Impactos da pandemia no sistema carcerário brasileiro
Enviada em 21/05/2021
Na obra “Estação Carandiru” do oncologista Drauzio Varella, é retratada sua experiência como médico voluntário na Casa de Detenção de São Paulo, em que é demonstrado a precariedade do sistema carcerário. Além do contexto análogo ao livro, a pandemia ocasionada pela Covid-19 provocou impactos negativos ainda maiores no sistema prisional. Diante disso, torna-se necessária a discussão das consequências oriundas da crise sanitária, como à saúde dos detentos e a segurança da população fora das penitenciárias.
Inicialmente, é relevante abordar que a epidemia global é um problema latente à saúde dos detentos, devido ao sistema prisional apresentar uma superlotação, bem como condições de ventilação e espaço restritas, favorecendo a contaminação. Segundo os dados publicados pelo Departamento Penitenciário Nacional, cerca de 40% dos detentos do Complexo Penitenciário de Sorocaba II foram contaminados pela nova doença em 2020. Em virtude disso, o descaso com a população privada de liberdade, resulta na proliferação de várias doenças, como o próprio coronavírus. Desse modo, o efeito dessa conjuntura é a infecção de muitos presos, resultando na crescente de casos fatais provenientes dessa doença infecciosa, abalando de forma direta a vitalidade dos encarcerados.

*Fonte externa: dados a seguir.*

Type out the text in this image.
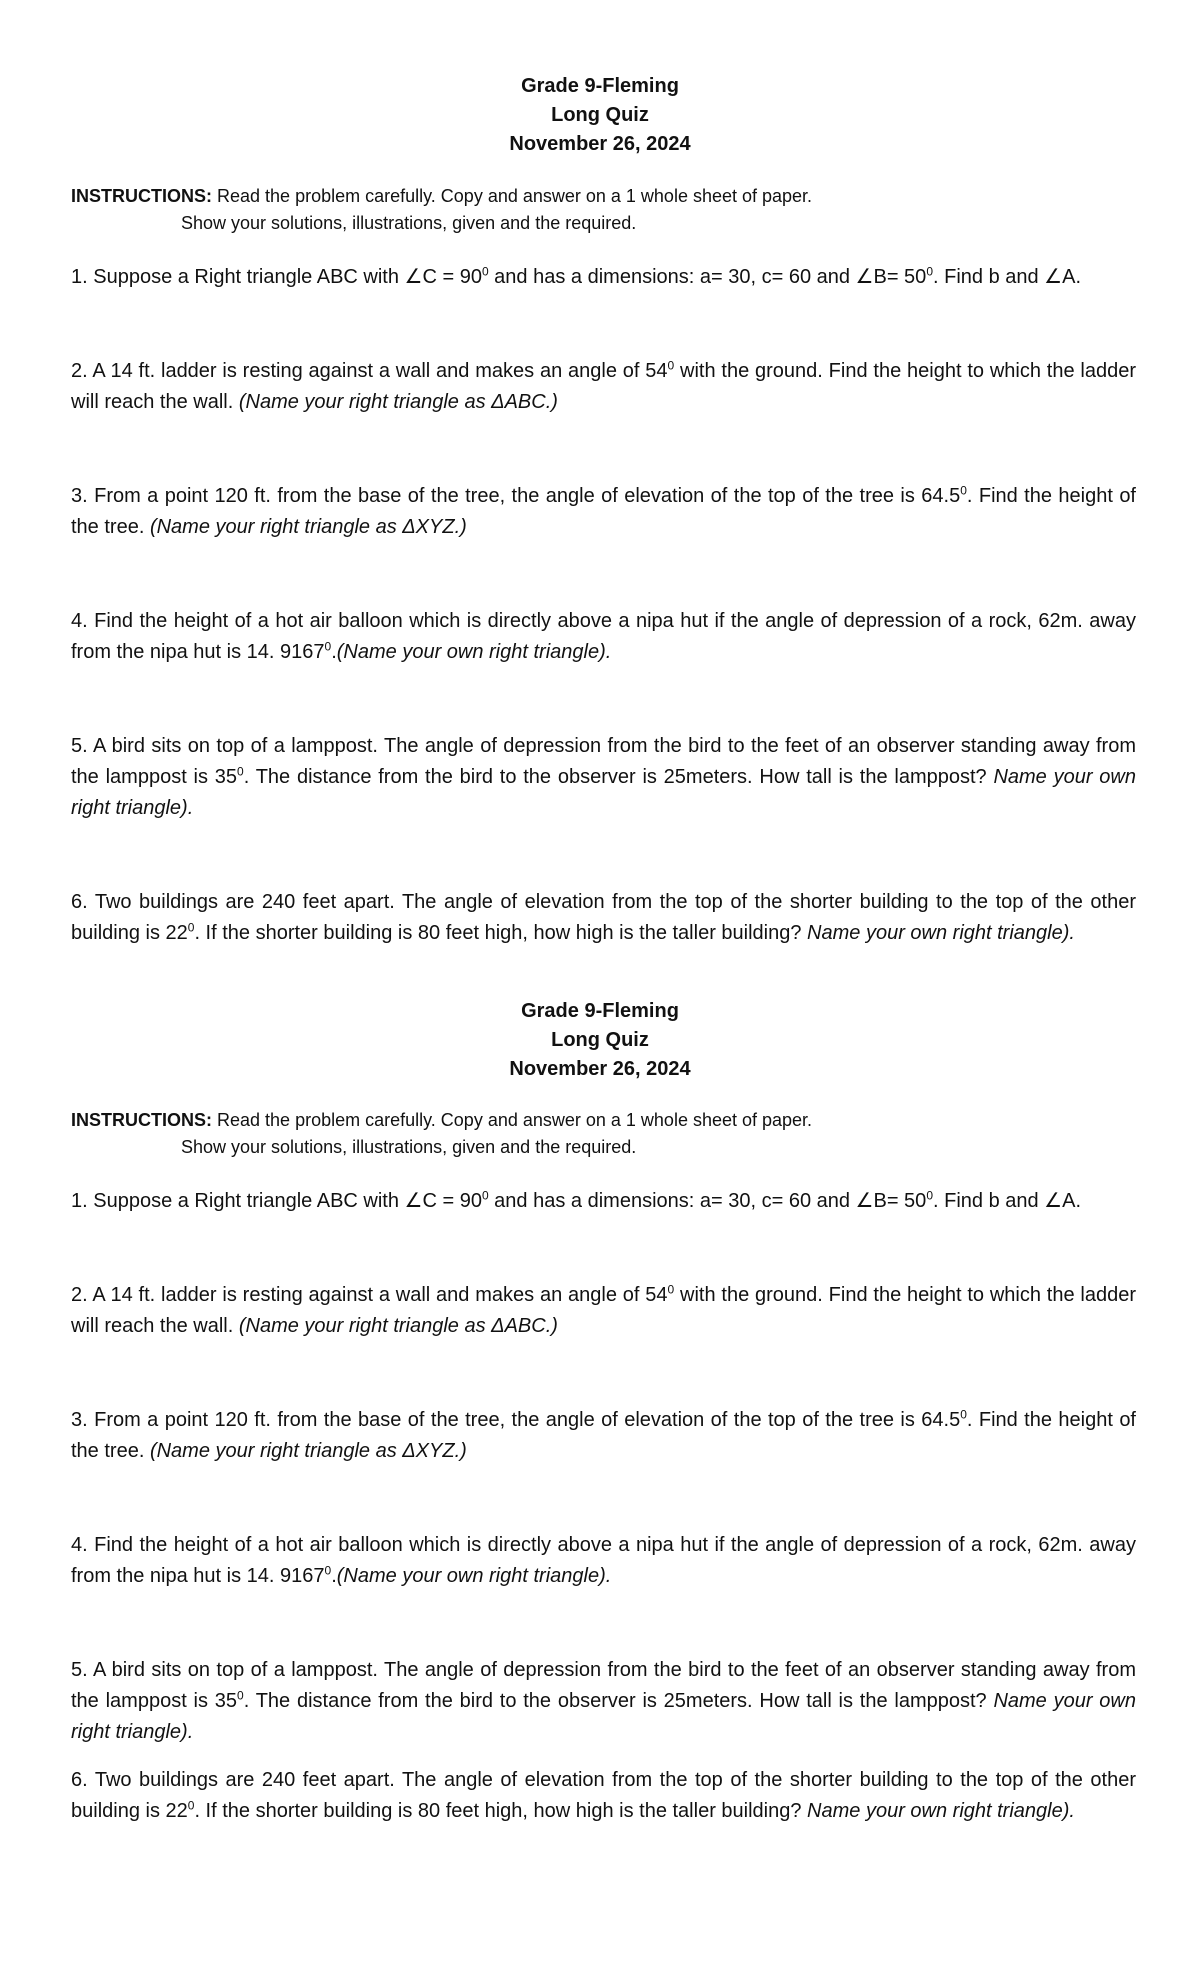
Grade 9-Fleming
Long Quiz
November 26, 2024
INSTRUCTIONS: Read the problem carefully. Copy and answer on a 1 whole sheet of paper.
Show your solutions, illustrations, given and the required.
1. Suppose a Right triangle ABC with ∠C = $90^0$ and has a dimensions: a= 30, c= 60 and ∠B= $50^0$. Find b and ∠A.
2. A 14 ft. ladder is resting against a wall and makes an angle of $54^0$ with the ground. Find the height to which the ladder will reach the wall. (Name your right triangle as ΔABC.)
3. From a point 120 ft. from the base of the tree, the angle of elevation of the top of the tree is 64.5$^0$. Find the height of the tree. (Name your right triangle as ΔXYZ.)
4. Find the height of a hot air balloon which is directly above a nipa hut if the angle of depression of a rock, 62m. away from the nipa hut is 14. 9167$^0$.(Name your own right triangle).
5. A bird sits on top of a lamppost. The angle of depression from the bird to the feet of an observer standing away from the lamppost is $35^0$. The distance from the bird to the observer is 25meters. How tall is the lamppost? Name your own right triangle).
6. Two buildings are 240 feet apart. The angle of elevation from the top of the shorter building to the top of the other building is $22^0$. If the shorter building is 80 feet high, how high is the taller building? Name your own right triangle).
Grade 9-Fleming
Long Quiz
November 26, 2024
INSTRUCTIONS: Read the problem carefully. Copy and answer on a 1 whole sheet of paper.
Show your solutions, illustrations, given and the required.
1. Suppose a Right triangle ABC with ∠C = $90^0$ and has a dimensions: a= 30, c= 60 and ∠B= $50^0$. Find b and ∠A.
2. A 14 ft. ladder is resting against a wall and makes an angle of $54^0$ with the ground. Find the height to which the ladder will reach the wall. (Name your right triangle as ΔABC.)
3. From a point 120 ft. from the base of the tree, the angle of elevation of the top of the tree is 64.5$^0$. Find the height of the tree. (Name your right triangle as ΔXYZ.)
4. Find the height of a hot air balloon which is directly above a nipa hut if the angle of depression of a rock, 62m. away from the nipa hut is 14. 9167$^0$.(Name your own right triangle).
5. A bird sits on top of a lamppost. The angle of depression from the bird to the feet of an observer standing away from the lamppost is $35^0$. The distance from the bird to the observer is 25meters. How tall is the lamppost? Name your own right triangle).
6. Two buildings are 240 feet apart. The angle of elevation from the top of the shorter building to the top of the other building is $22^0$. If the shorter building is 80 feet high, how high is the taller building? Name your own right triangle).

Ademais, o impacto no sistema carcerário também gerou insegurança no público brasileiro. Nesse contexto, com o aumento de casos nos sistemas prisionais, aconteceu a liberação de milhares de detentos às ruas, inclusive de alta periculosidade, gerando medo na sociedade. Sob esta ótica, de acordo com 14° Anuário Brasileiro de Segurança Pública, houve um aumento em 17% nos crimes após a libertação dos enclausurados, em razão do surgimento da patologia pandêmica. Esses dados comprovam como a segurança da população foi comprometida.

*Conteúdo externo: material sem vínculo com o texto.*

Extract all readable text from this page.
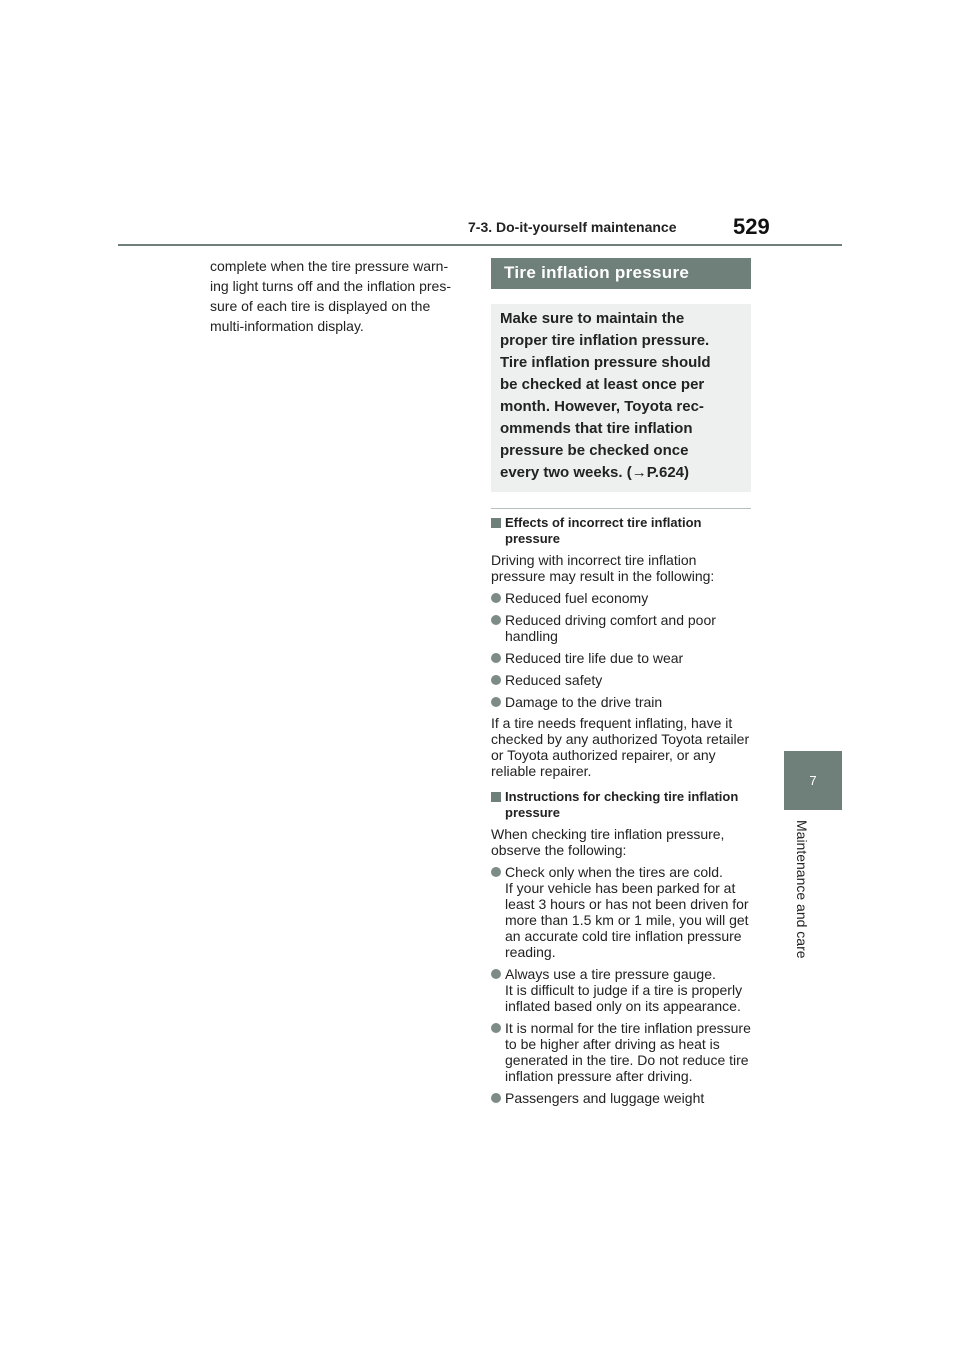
7-3. Do-it-yourself maintenance	529
7
Maintenance and care

complete when the tire pressure warn-

ing light turns off and the inflation pres-

sure of each tire is displayed on the

multi-information display.

Tire inflation pressure

Make sure to maintain the

proper tire inflation pressure.

Tire inflation pressure should

be checked at least once per

month. However, Toyota rec-

ommends that tire inflation

pressure be checked once

every two weeks. (→P.624)

Effects of incorrect tire inflation pressure

Driving with incorrect tire inflation pressure may result in the following:

Reduced fuel economy
Reduced driving comfort and poor handling
Reduced tire life due to wear
Reduced safety
Damage to the drive train

If a tire needs frequent inflating, have it checked by any authorized Toyota retailer or Toyota authorized repairer, or any reliable repairer.

Instructions for checking tire inflation pressure

When checking tire inflation pressure, observe the following:

Check only when the tires are cold.
If your vehicle has been parked for at least 3 hours or has not been driven for more than 1.5 km or 1 mile, you will get an accurate cold tire inflation pressure reading.
Always use a tire pressure gauge.
It is difficult to judge if a tire is properly inflated based only on its appearance.
It is normal for the tire inflation pressure to be higher after driving as heat is generated in the tire. Do not reduce tire inflation pressure after driving.
Passengers and luggage weight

Portanto, os impactos da pandemia no sistema carcerário brasileiro devem ser melhor visados. Para isso, o Departamento Penitenciário Nacional, órgão responsável pelas penitenciárias no país, em conjunto com o Ministério da Saúde, devem melhorar a estrutura das prisões, assim como informar modos de prevenção em relação à doença, por meio de projetos de lei e palestras educacionais nas cadeias, com o objetivo de controlar e combater a propagação do vírus. Além disso, cabe ao Ministério da Justiça e Segurança Pública, a elaboração de medidas, para restringir a saída de presos com alta periculosidade, objetivando a manutenção da segurança da sociedade. Destarte, a precariedade do sistema carcerário retratado no livro “Estação Carandiru” será atenuada, assim como os impactos da pandemia.